Nadie ha conseguido salir indemne de las investiduras de alcaldes y alcaldesas. La enrevesada y tensa situación catalana explica, seguramente, las dificultades de los partidos a la hora de llegar a acuerdos. En pueblos y ciudades a lo largo del país se han producido alianzas impensables, auténticas batallas de pullas y reproches, y desenlaces sorpresa.
La supuesta ‘germanor’ entre independentistas no ha aparecido por ninguna parte. Se han sucedido los agarrones por los pelos, los arañazos y las patadas en la espinilla entre republicanos y posconvergentes (sí: los que gobiernan juntos en la Generalitat). Un pimpampum penoso, lamentable, de esos que hay que procurar olvidar. Más o menos, cosas de este tipo suelen ocurrir siempre, pero esta vez el jaleo ha sido de campeonato.
Barcelona, la capital, no ha querido ser una excepción y nos ha brindado un auténtico culebrón, con divorcios, héroes y villanos, traiciones e incluso lágrimas. Ada Colau perdió, pero ha acabado reteniendo la vara de mando. Lo ha logrado porque, sorpresivamente, se abrió ante sí una segunda puerta, un segundo pacto posible. El primero, con ERC, estaba precocinado desde hace mucho. El segundo, el nuevo, llegó de la mano del PSC y de Manuel Valls, al que siguió la mitad del grupo patrocinado por Ciudadanos.
Lo más natural, si nos fijamos en las propuestas para Barcelona, era aliarse con el republicano Ernest Maragall, el ganador. Por poco, pero ganador al fin y al cabo. Sin embargo, esa opción no le daba a Colau la alcaldía. La otra, sí. Los ‘comuns’ tuvieron que elegir y, tras sopesar, optaron por el PSC con el plus de los tres votos procurados por el exprimer ministro francés. Totalmente legítimo. Hicieron los ‘comuns’ lo que muchos, o tal vez todos, hubieran hecho. El precio, además de menor coherencia en las políticas, es que el discurso moralista de Colau pierde agarre.

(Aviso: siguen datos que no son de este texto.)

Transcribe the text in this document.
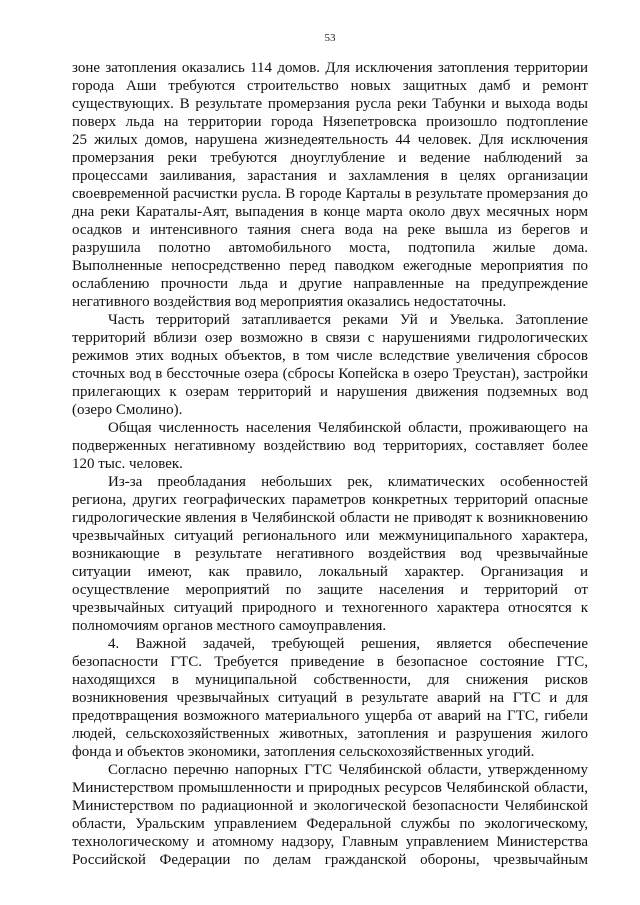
53
зоне затопления оказались 114 домов. Для исключения затопления территории
города Аши требуются строительство новых защитных дамб и ремонт
существующих. В результате промерзания русла реки Табунки и выхода воды
поверх льда на территории города Нязепетровска произошло подтопление
25 жилых домов, нарушена жизнедеятельность 44 человек. Для исключения
промерзания реки требуются дноуглубление и ведение наблюдений за
процессами заиливания, зарастания и захламления в целях организации
своевременной расчистки русла. В городе Карталы в результате промерзания до
дна реки Караталы-Аят, выпадения в конце марта около двух месячных норм
осадков и интенсивного таяния снега вода на реке вышла из берегов и
разрушила полотно автомобильного моста, подтопила жилые дома.
Выполненные непосредственно перед паводком ежегодные мероприятия по
ослаблению прочности льда и другие направленные на предупреждение
негативного воздействия вод мероприятия оказались недостаточны.
Часть территорий затапливается реками Уй и Увелька. Затопление
территорий вблизи озер возможно в связи с нарушениями гидрологических
режимов этих водных объектов, в том числе вследствие увеличения сбросов
сточных вод в бессточные озера (сбросы Копейска в озеро Треустан), застройки
прилегающих к озерам территорий и нарушения движения подземных вод
(озеро Смолино).
Общая численность населения Челябинской области, проживающего на
подверженных негативному воздействию вод территориях, составляет более
120 тыс. человек.
Из-за преобладания небольших рек, климатических особенностей
региона, других географических параметров конкретных территорий опасные
гидрологические явления в Челябинской области не приводят к возникновению
чрезвычайных ситуаций регионального или межмуниципального характера,
возникающие в результате негативного воздействия вод чрезвычайные
ситуации имеют, как правило, локальный характер. Организация и
осуществление мероприятий по защите населения и территорий от
чрезвычайных ситуаций природного и техногенного характера относятся к
полномочиям органов местного самоуправления.
4. Важной задачей, требующей решения, является обеспечение
безопасности ГТС. Требуется приведение в безопасное состояние ГТС,
находящихся в муниципальной собственности, для снижения рисков
возникновения чрезвычайных ситуаций в результате аварий на ГТС и для
предотвращения возможного материального ущерба от аварий на ГТС, гибели
людей, сельскохозяйственных животных, затопления и разрушения жилого
фонда и объектов экономики, затопления сельскохозяйственных угодий.
Согласно перечню напорных ГТС Челябинской области, утвержденному
Министерством промышленности и природных ресурсов Челябинской области,
Министерством по радиационной и экологической безопасности Челябинской
области, Уральским управлением Федеральной службы по экологическому,
технологическому и атомному надзору, Главным управлением Министерства
Российской Федерации по делам гражданской обороны, чрезвычайным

Mucho menos fácil de entender es lo de Ciudadanos. Tras un mal resultado pese al supuesto fichaje estrella -Valls-, este decide que su destino es impedir que un independentista llegue a alcalde, anhelo compartido por los socialistas. Albert Rivera no mueve un dedo y aguarda a que Valls convierta a Colau en alcaldesa. Acto seguido, rompe con Valls. ¿Por qué no antes, si tanto le disgustaba el voto a Colau?
Encima, el otrora socialista Celestino Corbacho, que vota con Valls, se larga con Rivera. Este no solo se lo agradece: le da un puesto en la Diputación de Barcelona. Es así como Valls, en un suspiro, pasa de encabezar un grupo de seis concejales a uno de dos: Eva Parera (ex de Unió) y él.
La fiesta ‘ciudadana’ ha tenido su secuela: Rivera, empeñado en seguir en el carril de la derecha, se resiste a ayudar a Pedro Sánchez a ser presidente, aunque con ello jorobaría -un poco- a los independentistas. Para reafirmarse, el líder de Ciudadanos proclama, pecho henchido y verbo andarín, que Emmanuel Macron bendice sus tejemanejes con Vox, pero el presidente francés va y le desmiente ante España y Europa enteras.
Ya me dirán qué guionista abstemio supera esto.